I knew this was coming–she has a big brother, after all–and try to take it as it is, with a sense of humor and low expectations.
But sometimes, I do need her help. Like now that my slide show refuses to be loaded into my blog.
“A monkey can do it!” my daughter says tartly when I ask her.
“Exactly! That is why you can and I don’t,” I tell her, in what passes for witticism in my house.
Talia looks at me as if she’s about to puke. Then storms out of her room.
I follow her to my study where she sits in front of the computer and proceeds to click all the choices on each tab with fingers slick by years of text messaging.
“There,” she says at last. “Fixed.”
Before I can say ‘thank you,’ she shouts, “Welcome,” over her shoulder and is gone. I can hear her chatting in her room with the heads of her friends open in her laptop, explaining what a loser her mother is when it comes to doing anything in the computer. She is boasting actually. As if having the dumbest mother of them all gives her status or something. I let that pass.
I sit on my chair and look at my screen. I have no idea what she just did. I don’t think she does either. Her approach to solving problems seems to be trying everything, eventually something will work. Which is certainly not the way I was taught.
When I was growing up, I was forbidden to touch things as I could break them.

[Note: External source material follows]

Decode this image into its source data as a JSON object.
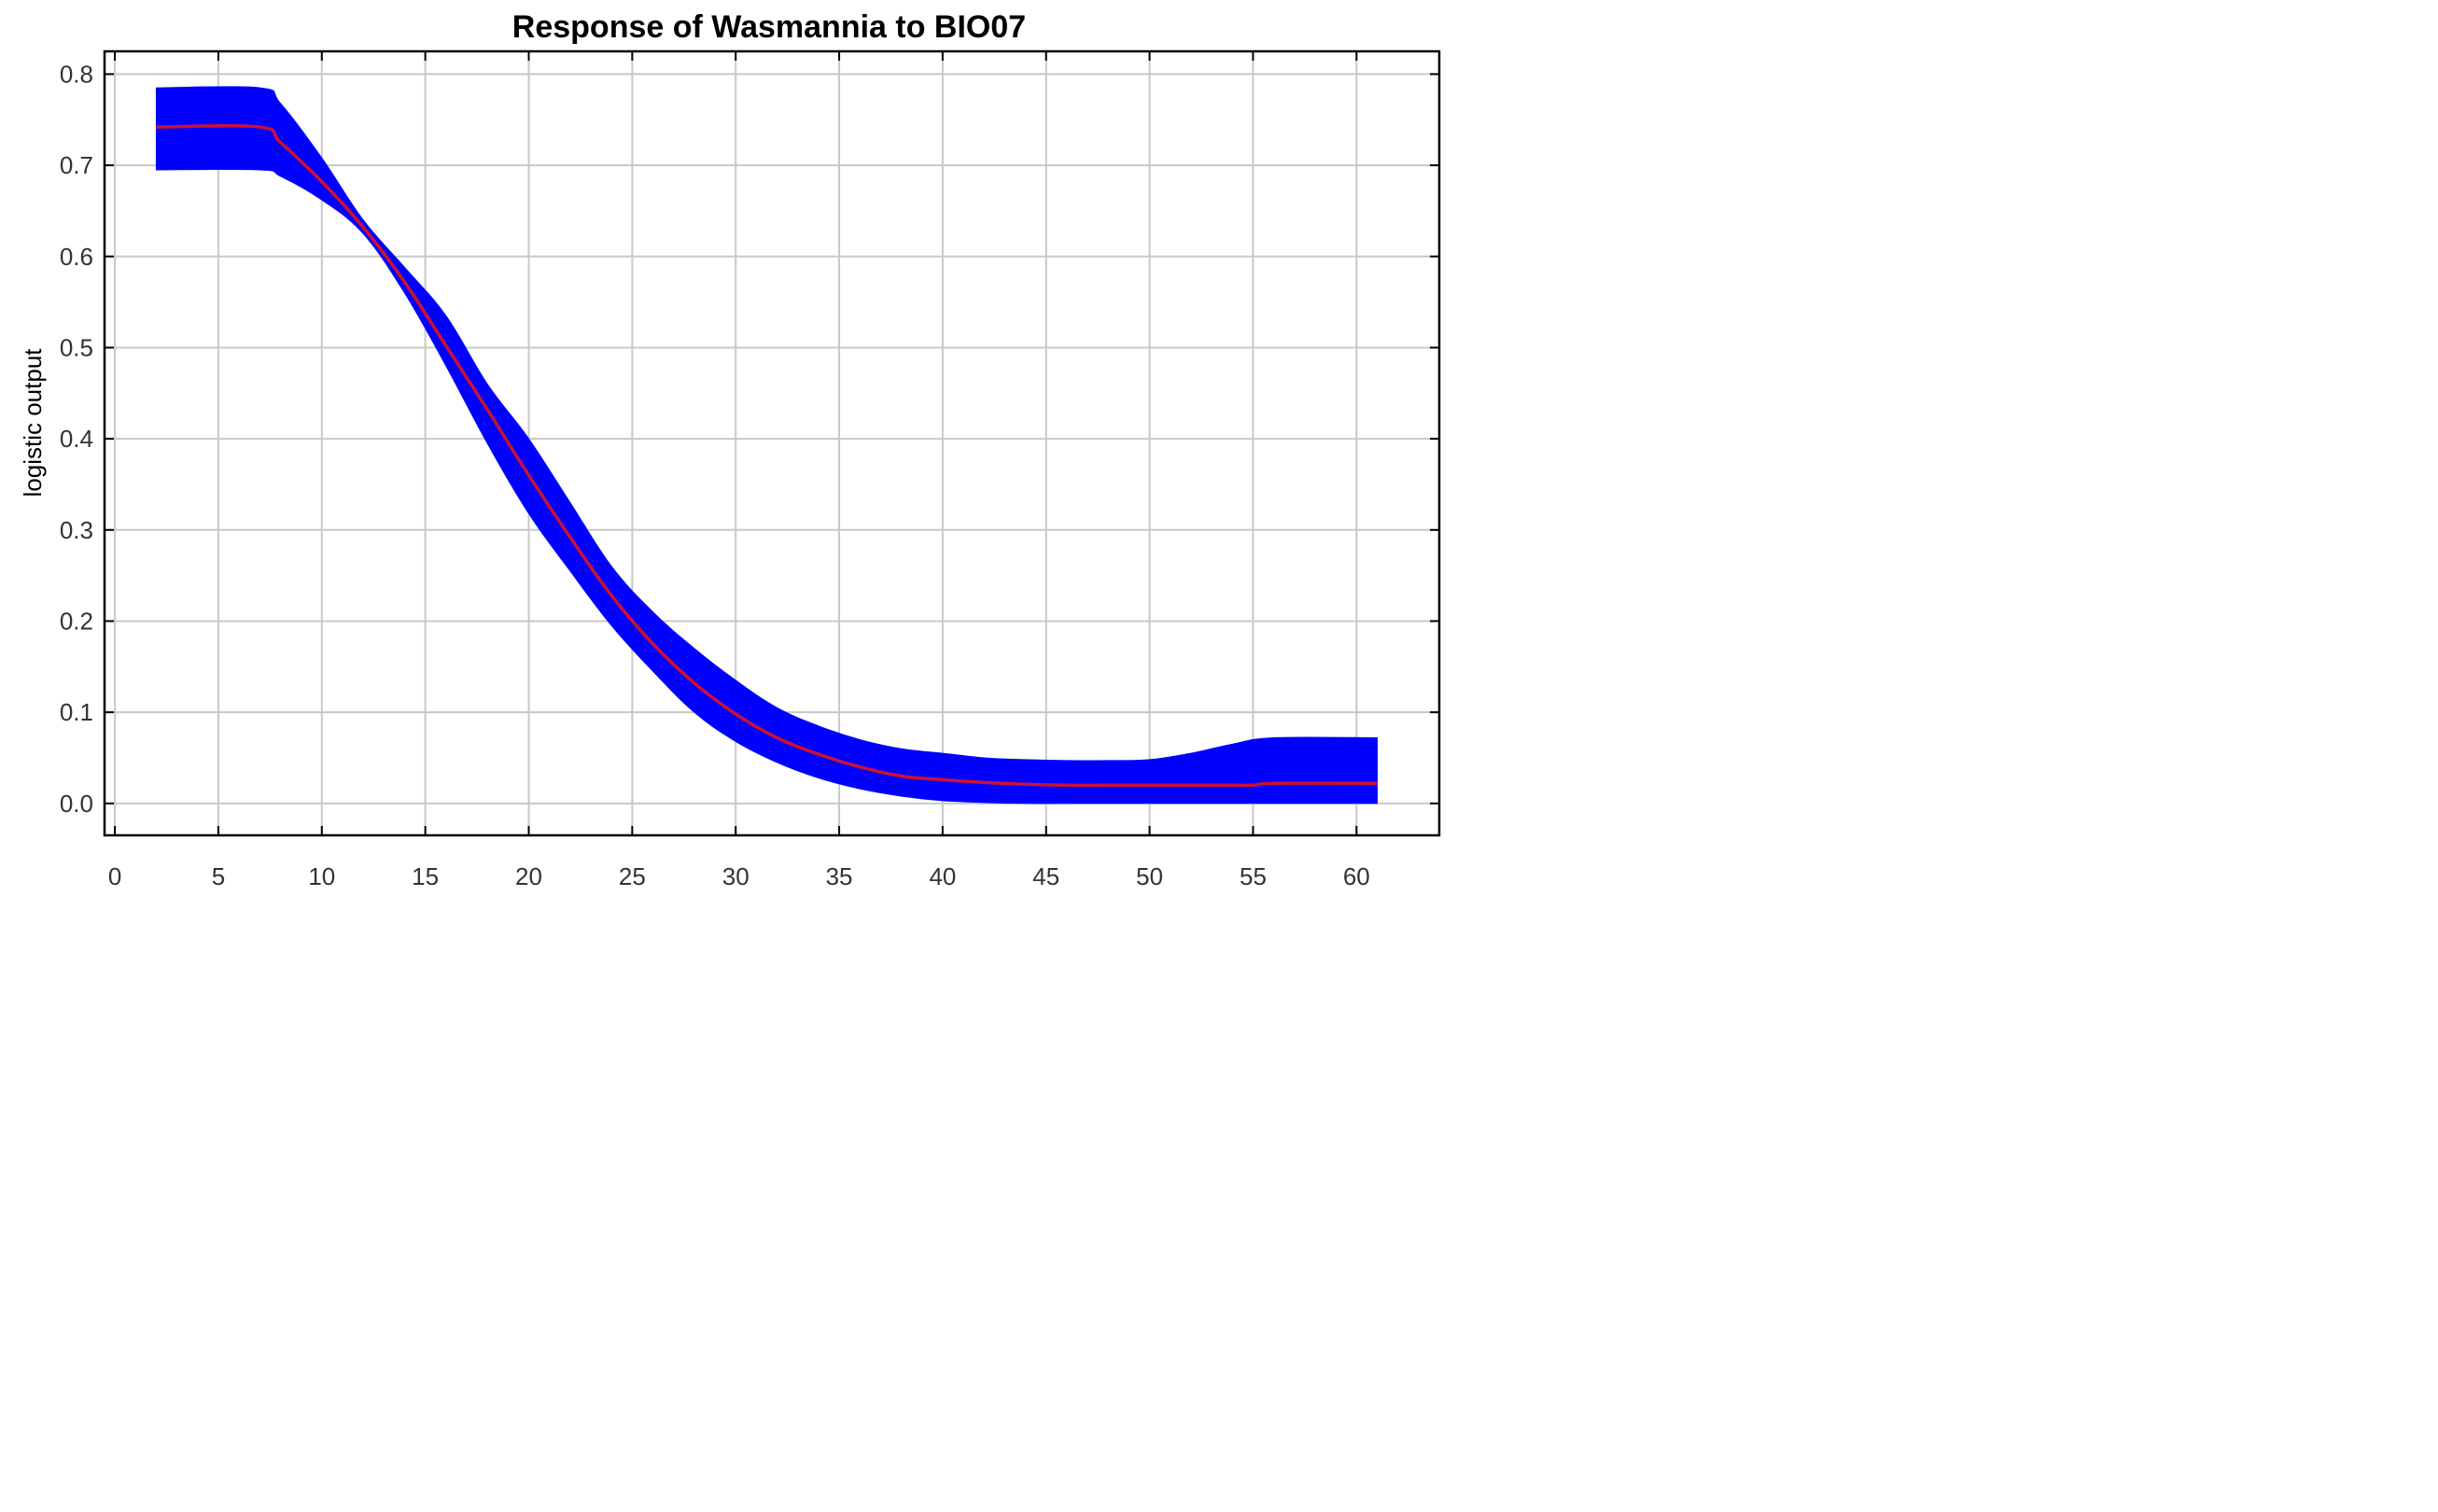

And old habits are hard to forget.
I try again. I go back to the Blogger Dashboard and load my newly saved movie. It doesn’t work. I have two choices now, give up or ask my daughter for help again. I’m too stubborn to give up. As for calling my daughter, I’d rather have a root canal done. There is only so much teen angst I can take in one day.
So I take action.
I click the tabs. One after another, in no particular order. No risk of undoing my slide show as it is not working anyway. It’s frustrating, this trying things at random. It’s also strangely liberating, disobeying my teachers’, my mother’s voice after all these years of carrying them inside.
Somehow at the one hundredth try, the slide show is saved in the right format and I can load it on the site.
I smile, as proud of myself as I’ve ever been.
I did it.
All by myself, I did it.
And not, as monkeys would have done it, by imitating others. But as humans do: by trial and error.
If only now I could remember how I did it.
But that would take a genius. Me, I’m only human.